You've had a really rough time by the sound of it and this is how you're coping at the moment. Don't feel pathetic, feel proud of yourself for carrying on & for taking steps to deal with it. How did the meeting with the mental health team go?

queencat · 24/11/2010 20:28

Meeting went ok, I have another one on Friday. They said I should not belittle what I am going through as I said I was very concious that this was happening 'over a man'.

I did feel alot better when I came out but feel like I do need to go again on Friday. I found out earlier in the week that he is now moving in with new girlfriend only six months after he wanted 'space' from me.

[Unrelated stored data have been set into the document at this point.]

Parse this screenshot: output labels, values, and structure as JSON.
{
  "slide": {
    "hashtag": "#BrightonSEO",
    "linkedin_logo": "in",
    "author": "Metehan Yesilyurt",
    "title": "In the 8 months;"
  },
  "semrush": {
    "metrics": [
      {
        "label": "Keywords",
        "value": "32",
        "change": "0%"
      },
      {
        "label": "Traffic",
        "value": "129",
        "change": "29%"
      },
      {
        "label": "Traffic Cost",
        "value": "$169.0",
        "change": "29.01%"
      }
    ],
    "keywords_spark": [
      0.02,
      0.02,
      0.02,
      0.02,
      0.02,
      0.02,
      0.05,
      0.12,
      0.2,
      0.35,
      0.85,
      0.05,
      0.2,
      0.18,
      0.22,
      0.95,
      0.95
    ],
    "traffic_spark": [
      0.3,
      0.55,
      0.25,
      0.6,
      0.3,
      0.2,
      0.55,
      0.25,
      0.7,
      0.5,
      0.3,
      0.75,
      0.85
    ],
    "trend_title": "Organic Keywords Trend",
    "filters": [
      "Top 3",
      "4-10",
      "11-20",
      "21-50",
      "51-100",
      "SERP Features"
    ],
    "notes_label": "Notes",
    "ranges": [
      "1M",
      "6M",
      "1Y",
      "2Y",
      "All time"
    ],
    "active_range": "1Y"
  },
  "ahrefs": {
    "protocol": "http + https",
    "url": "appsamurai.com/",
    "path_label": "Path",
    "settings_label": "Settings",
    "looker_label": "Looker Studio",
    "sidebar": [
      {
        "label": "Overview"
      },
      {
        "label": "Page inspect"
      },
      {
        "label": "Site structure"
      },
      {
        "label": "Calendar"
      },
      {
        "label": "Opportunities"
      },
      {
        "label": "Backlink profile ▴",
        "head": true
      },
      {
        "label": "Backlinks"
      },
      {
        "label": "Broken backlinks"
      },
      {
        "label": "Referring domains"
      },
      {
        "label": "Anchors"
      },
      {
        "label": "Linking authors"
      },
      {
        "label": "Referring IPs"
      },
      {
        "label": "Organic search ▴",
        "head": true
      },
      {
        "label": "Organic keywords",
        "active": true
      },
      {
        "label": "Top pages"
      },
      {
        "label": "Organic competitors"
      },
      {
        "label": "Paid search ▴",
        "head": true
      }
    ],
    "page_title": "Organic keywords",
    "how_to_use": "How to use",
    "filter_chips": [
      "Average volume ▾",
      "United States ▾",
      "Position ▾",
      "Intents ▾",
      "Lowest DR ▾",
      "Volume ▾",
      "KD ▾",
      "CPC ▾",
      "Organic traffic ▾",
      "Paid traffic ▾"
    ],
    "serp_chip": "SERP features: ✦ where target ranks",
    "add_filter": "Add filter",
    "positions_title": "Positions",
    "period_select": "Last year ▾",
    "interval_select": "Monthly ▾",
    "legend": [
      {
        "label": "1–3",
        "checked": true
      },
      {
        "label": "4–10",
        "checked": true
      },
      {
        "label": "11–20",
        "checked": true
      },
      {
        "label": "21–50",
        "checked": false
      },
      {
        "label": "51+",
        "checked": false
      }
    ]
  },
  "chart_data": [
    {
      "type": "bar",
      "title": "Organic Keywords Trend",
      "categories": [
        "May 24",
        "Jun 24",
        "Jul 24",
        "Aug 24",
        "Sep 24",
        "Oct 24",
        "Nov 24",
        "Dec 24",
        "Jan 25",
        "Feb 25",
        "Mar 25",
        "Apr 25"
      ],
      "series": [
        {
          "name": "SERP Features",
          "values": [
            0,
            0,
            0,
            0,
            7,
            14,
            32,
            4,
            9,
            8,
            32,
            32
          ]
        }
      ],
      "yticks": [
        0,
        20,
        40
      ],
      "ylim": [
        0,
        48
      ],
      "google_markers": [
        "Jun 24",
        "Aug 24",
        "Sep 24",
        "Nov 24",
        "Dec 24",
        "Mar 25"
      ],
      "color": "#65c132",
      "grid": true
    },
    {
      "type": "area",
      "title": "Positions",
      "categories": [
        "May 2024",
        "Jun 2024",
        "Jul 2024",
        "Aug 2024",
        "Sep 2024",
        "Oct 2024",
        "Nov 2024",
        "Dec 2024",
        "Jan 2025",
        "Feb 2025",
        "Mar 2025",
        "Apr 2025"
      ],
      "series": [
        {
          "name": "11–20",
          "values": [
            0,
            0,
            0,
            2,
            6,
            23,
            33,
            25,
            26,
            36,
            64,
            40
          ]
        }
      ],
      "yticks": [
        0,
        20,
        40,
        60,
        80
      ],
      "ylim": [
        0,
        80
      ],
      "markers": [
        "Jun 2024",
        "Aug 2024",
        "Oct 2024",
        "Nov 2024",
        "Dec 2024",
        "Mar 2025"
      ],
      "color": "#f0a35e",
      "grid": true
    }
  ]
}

The urge was overwhelming, I had several cigarettes instead.

OP posts:
Kestryn · 25/11/2010 14:59

Good on you for resisting, you've got more willpower than I have. Glad the meeting went ok.

queencat · 05/12/2010 19:23

Thank you Kestryn, my computer has been playing up.

I have cut again, my stomach and the tops of my legs. Something pathetic and small set me off. I'm seeing the mental health team in a week and a half something to do with the snow....

Today my children came home and said they had overheard their father telling his new girlfriend that he loved her. I didn't do anything to myself appart from smoke which again is not ideal.

OP posts:
snowmash · 05/12/2010 21:09

((((Queencat)))))

Have you seen any of the lists of alternatives? Different things work for different people, but as well as the elastic band idea above, you can try ice cubes or colouring with red pen.

I'd also give yourself kudos for using displacement/distraction etc...it's not easy at all.

Sparklemez · 06/12/2010 21:46

Try not to worry about Social Services; I'm a social worker and work with a family where Mum has had severe depression, and although we accommodated the children for a few months at her request they are now back with her and all is going swimmingly, with no plans to have them back into care if things continue well. Although kids welfare comes first, if the kids are not being neglected or harmed, and you are engaging with the help on offer, then social workers would far prefer to support your family at home, not remove the kids. Hope you find help.

Teaandchristmascakeplease · 13/12/2010 18:35

QC I lurk on here and wanted to know how you are?